Single-image measurements of monochromatic subdiffraction dimolecular separations

TL;DR

This paper introduces SMID, a method for measuring subdiffraction separations between identical fluorescent molecules using a single millisecond exposure image, achieving nanometer precision and high temporal resolution.

Contribution

The study presents a novel single-image approach for measuring subdiffraction separations between identical fluorophores with nanometer accuracy and millisecond temporal resolution.

Findings

Measuring separations down to 40 nm with nanometer precision.

Achieved millisecond temporal resolution in separation measurements.
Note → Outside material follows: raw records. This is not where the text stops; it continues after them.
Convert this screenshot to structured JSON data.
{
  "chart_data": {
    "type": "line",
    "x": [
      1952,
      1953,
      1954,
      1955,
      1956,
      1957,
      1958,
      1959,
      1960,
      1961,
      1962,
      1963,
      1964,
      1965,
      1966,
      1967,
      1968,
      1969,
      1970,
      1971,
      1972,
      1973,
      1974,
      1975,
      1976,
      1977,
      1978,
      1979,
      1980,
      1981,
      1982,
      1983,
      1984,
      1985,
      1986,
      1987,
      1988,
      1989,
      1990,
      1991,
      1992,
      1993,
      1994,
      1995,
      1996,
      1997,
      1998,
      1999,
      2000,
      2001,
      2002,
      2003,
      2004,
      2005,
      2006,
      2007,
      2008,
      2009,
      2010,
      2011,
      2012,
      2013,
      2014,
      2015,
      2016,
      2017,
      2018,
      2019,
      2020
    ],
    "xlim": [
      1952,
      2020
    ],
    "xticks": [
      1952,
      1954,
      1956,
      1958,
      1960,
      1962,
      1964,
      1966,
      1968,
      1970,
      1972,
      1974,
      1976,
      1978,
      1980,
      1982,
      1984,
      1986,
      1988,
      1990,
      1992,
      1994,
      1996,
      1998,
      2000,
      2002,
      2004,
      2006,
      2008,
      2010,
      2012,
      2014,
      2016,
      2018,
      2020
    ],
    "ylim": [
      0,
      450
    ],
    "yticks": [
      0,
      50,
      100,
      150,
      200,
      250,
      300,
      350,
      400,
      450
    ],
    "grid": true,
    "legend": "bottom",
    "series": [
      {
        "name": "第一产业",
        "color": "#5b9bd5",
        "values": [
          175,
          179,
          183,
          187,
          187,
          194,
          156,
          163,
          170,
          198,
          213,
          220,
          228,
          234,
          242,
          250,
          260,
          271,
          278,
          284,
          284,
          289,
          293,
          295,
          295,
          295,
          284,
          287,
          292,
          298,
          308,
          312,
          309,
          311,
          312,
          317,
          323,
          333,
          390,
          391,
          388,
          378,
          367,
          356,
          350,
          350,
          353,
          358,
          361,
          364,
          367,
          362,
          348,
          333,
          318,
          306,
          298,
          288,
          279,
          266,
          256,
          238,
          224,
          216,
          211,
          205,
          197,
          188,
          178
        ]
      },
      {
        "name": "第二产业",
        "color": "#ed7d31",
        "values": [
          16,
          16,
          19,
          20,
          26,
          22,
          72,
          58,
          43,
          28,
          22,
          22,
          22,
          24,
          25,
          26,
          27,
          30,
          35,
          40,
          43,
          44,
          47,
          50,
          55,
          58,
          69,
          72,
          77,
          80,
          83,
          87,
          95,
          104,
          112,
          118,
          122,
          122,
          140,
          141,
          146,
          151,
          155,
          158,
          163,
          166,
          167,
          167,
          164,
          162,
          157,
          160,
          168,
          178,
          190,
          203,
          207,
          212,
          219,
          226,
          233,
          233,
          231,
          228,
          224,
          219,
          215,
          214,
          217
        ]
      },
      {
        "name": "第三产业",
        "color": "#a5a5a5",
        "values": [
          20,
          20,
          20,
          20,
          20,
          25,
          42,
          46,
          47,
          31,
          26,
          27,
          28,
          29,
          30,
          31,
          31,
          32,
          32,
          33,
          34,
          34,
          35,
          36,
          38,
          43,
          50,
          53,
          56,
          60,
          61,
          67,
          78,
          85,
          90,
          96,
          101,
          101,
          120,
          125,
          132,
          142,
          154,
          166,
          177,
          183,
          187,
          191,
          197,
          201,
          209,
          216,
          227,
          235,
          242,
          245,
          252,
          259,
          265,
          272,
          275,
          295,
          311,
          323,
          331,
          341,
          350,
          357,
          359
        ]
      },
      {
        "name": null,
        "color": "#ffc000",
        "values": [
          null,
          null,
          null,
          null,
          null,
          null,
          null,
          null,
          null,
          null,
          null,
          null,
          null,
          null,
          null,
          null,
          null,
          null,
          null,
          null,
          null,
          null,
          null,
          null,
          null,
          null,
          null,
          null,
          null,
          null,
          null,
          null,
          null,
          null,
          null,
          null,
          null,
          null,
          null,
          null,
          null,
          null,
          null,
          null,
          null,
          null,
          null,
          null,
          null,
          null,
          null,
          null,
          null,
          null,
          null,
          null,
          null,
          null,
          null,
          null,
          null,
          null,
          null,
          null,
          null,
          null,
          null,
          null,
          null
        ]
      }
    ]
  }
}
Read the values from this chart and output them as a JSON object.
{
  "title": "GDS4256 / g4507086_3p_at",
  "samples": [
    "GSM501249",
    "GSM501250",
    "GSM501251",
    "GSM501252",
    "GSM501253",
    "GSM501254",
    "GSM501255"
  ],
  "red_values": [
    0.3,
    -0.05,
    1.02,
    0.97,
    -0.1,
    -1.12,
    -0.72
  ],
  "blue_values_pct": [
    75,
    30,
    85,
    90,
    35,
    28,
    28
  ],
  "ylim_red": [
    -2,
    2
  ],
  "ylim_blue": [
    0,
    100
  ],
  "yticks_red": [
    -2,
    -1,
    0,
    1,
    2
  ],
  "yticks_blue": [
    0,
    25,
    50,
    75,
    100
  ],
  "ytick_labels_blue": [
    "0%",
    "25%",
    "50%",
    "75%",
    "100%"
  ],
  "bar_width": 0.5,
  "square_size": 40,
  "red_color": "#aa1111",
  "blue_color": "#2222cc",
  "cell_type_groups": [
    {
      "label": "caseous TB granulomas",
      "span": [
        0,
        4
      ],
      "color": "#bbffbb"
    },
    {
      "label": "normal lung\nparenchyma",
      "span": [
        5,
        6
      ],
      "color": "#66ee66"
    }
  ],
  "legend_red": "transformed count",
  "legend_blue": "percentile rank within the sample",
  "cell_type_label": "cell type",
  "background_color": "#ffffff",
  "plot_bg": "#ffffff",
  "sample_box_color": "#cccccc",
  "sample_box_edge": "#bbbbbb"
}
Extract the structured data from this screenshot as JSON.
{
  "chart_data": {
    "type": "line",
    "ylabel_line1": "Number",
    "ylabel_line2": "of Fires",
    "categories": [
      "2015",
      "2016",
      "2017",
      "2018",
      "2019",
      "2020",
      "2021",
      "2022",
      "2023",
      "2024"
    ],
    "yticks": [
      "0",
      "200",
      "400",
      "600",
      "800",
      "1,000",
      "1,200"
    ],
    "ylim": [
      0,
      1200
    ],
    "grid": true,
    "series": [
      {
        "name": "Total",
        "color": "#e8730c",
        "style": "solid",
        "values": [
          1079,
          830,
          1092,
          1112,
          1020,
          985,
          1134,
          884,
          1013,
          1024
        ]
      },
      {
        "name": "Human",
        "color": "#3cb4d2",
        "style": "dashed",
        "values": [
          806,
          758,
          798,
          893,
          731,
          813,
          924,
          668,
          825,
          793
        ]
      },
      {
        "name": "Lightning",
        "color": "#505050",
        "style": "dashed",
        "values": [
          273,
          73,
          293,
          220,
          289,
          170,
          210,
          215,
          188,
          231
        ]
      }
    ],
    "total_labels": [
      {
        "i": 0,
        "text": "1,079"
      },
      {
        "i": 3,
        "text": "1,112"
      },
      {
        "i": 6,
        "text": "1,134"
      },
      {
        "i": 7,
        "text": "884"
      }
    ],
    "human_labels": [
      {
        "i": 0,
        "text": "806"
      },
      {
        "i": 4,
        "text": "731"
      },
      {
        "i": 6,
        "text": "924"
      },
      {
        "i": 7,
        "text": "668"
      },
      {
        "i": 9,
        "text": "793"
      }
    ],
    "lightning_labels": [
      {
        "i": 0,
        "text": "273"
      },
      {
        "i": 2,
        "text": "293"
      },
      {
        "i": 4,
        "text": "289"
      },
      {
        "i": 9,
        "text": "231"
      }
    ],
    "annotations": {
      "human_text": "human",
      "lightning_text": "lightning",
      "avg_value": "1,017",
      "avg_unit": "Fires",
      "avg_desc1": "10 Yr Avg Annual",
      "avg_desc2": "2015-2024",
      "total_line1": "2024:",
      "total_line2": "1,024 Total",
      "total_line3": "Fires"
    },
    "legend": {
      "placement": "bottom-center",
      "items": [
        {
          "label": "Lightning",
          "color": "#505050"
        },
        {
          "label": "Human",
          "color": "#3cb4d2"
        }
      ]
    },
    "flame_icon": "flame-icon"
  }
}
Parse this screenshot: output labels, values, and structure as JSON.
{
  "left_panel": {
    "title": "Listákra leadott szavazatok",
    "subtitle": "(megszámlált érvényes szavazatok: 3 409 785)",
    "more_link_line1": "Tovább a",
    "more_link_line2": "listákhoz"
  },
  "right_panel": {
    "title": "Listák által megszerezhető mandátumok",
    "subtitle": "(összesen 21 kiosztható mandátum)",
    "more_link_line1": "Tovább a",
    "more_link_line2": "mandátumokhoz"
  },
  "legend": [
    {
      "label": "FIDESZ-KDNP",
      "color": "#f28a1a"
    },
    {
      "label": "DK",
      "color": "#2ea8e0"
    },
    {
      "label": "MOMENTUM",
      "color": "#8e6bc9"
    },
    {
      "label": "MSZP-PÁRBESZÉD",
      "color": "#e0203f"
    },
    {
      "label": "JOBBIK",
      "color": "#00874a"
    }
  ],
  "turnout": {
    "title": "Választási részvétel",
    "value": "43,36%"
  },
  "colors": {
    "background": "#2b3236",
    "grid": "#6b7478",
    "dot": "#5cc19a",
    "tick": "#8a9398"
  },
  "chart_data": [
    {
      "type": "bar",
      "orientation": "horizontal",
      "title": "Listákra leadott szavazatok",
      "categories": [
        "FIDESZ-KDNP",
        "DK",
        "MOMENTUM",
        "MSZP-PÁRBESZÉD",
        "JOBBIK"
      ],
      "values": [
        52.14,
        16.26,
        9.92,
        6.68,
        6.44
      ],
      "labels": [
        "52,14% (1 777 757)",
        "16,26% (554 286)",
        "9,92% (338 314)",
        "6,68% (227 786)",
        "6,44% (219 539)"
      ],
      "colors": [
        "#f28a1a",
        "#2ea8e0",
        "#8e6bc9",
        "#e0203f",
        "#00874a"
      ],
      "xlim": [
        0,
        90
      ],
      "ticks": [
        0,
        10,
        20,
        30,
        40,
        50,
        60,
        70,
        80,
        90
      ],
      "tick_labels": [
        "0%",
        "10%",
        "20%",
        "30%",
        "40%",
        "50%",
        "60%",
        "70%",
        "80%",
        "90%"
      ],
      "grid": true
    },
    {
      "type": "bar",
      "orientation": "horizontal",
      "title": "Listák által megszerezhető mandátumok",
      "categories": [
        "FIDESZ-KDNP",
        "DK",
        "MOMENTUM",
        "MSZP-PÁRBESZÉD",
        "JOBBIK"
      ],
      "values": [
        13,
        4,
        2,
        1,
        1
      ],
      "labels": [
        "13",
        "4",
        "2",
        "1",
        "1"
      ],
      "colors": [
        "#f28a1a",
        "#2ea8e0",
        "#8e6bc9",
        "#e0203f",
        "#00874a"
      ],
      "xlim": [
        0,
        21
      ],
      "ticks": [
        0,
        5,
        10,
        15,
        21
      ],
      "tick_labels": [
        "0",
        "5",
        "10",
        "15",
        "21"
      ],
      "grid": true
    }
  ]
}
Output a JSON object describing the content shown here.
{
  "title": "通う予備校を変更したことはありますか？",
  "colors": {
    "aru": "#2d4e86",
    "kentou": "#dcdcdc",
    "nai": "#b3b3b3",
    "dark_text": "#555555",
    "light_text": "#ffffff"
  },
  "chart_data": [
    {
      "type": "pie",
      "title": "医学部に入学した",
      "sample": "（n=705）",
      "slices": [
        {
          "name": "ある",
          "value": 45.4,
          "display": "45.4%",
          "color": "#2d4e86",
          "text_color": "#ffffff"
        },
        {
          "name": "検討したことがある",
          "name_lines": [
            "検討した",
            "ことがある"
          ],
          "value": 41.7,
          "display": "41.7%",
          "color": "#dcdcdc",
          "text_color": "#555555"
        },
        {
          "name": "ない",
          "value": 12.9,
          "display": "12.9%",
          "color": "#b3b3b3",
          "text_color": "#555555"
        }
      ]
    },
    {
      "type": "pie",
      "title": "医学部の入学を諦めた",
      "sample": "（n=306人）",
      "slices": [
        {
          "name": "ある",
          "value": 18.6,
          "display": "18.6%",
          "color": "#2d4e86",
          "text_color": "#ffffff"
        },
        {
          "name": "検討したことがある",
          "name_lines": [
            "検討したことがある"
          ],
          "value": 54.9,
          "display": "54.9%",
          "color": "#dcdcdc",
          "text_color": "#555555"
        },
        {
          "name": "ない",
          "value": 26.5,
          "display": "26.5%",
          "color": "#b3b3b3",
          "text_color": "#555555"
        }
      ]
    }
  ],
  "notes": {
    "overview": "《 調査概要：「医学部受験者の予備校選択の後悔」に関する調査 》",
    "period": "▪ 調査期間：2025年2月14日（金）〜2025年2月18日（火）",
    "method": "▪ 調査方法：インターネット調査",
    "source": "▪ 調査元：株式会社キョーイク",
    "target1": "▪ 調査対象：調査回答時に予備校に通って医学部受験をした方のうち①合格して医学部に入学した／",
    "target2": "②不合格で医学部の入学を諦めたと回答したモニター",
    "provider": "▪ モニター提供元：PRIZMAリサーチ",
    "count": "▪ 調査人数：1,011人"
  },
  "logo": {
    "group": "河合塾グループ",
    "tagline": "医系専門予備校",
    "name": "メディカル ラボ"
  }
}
Enabled single-image analysis of molecular dimers.

Abstract

Measuring subdiffraction separations between single fluorescent particles is important for biological, nano-, and medical-technology studies. Major challenges include (i) measuring changing molecular separations with high temporal resolution while (ii) using identical fluorescent labels. Here we report a method that measures subdiffraction separations between two identical fluorophores by using a single image of milliseconds exposure time and a standard single-molecule fluorescent imaging setup. The fluorophores do not need to be bleached and the separations can be measured down to 40 nm with nanometer precision. The method is called single-molecule image deconvolution -- SMID, and in this article it measures the standard deviation (SD) of Gaussian-approximated combined fluorescent intensity profiles of the two subdiffraction-separated fluorophores. This study enables measurements of (i) subdiffraction dimolecular separations using a single image, lifting the temporal resolution of seconds to milliseconds, while (ii) using identical fluorophores. The single-image nature of this dimer separation study makes it a single-image molecular analysis (SIMA) study.